Sejalan dengan itu, Dian menekankan akses data untuk keperluan pengaturan dan pengawasan harus segera, langsung, lengkap, dan berkelanjutan.
Sekadara catatan, kesepakatan transfer data pribadi ke Amerika Serikat tertuang dalam klausul perjanjian perdagangan resiprokal atau timbal balik (agreement on reciprocal trade/ART).
Sebelumnya, Menteri Komunikasi dan Digital Meutya Hafid mengklaim pemerintah bakal terus menjaga data warga negara Indonesia.
Dia pun mengatakan Undang-Undang Nomor 27 Tahun 2022 tentang Perlindungan Data Pribadi (UU PDP) akan tetap berlaku di Tanah Air.
"Ya artinya Undang-Undang Perlindungan Data Pribadi ya berlaku.
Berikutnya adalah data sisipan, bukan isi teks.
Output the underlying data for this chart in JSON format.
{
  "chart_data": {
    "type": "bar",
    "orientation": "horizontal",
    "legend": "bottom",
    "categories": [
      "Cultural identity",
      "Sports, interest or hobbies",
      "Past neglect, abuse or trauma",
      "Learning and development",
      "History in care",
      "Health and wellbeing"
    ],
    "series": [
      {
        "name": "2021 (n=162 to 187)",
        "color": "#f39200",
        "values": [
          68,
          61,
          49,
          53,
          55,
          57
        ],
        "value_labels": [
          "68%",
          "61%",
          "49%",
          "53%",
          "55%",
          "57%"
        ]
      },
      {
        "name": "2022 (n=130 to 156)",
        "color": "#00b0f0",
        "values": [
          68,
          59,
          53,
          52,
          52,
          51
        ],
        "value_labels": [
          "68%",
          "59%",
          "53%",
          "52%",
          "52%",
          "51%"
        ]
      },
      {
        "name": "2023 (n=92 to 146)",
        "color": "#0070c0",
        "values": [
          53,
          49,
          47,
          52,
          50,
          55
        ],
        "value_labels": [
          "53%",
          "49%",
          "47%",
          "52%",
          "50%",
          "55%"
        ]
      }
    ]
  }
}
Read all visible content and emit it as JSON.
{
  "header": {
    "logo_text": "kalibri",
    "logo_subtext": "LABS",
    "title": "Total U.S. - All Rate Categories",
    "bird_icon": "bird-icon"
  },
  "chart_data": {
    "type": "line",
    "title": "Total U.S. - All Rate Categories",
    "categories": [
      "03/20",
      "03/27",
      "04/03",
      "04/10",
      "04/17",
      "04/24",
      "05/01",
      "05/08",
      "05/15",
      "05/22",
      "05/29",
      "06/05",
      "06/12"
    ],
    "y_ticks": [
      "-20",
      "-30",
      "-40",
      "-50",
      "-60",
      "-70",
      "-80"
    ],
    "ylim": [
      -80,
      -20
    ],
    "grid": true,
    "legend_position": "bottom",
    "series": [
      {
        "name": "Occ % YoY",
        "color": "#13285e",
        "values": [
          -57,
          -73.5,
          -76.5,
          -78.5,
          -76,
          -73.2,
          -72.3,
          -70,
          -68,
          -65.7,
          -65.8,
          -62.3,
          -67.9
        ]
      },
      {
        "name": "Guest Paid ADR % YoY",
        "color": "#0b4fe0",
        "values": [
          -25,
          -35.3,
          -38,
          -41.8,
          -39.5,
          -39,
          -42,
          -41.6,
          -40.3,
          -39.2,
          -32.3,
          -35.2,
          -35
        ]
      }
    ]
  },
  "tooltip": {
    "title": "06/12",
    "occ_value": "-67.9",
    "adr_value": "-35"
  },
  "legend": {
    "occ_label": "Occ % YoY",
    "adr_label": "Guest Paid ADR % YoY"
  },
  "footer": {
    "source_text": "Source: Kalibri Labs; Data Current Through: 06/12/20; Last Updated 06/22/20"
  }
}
Jadi kita akan tetap melindungi data-data warga negara kita," kata Meutya di Jakarta Pusat bulan lalu.
Meutya berpendapat transfer data pribadi itu merupakan praktik yang telah terjadi saat ini. Dia menggarisbawahi pertukaran data lintas batas bukan hal baru di Indonesia.
"Apa yang dikuatkan oleh ART ini adalah praktik yang sudah terjadi saat ini, bahwa memang sudah ada perputaran data, kita juga menggunakan platform banyak juga dari mancanegara termasuk Amerika Serikat," tuturnya.
Menurut Meutya, apa yang termaktub dalam perjanjian timbal balik tersebut justru menguatkan atau memberikan kerangka hukum terhadap sejumlah praktik yang memang telah berlangsung cukup lama.
"Dan tetap pegangannya sebagai negara yang berdaulat tentu adalah Undang-Undang Perlindungan Data Pribadi," imbuh dia.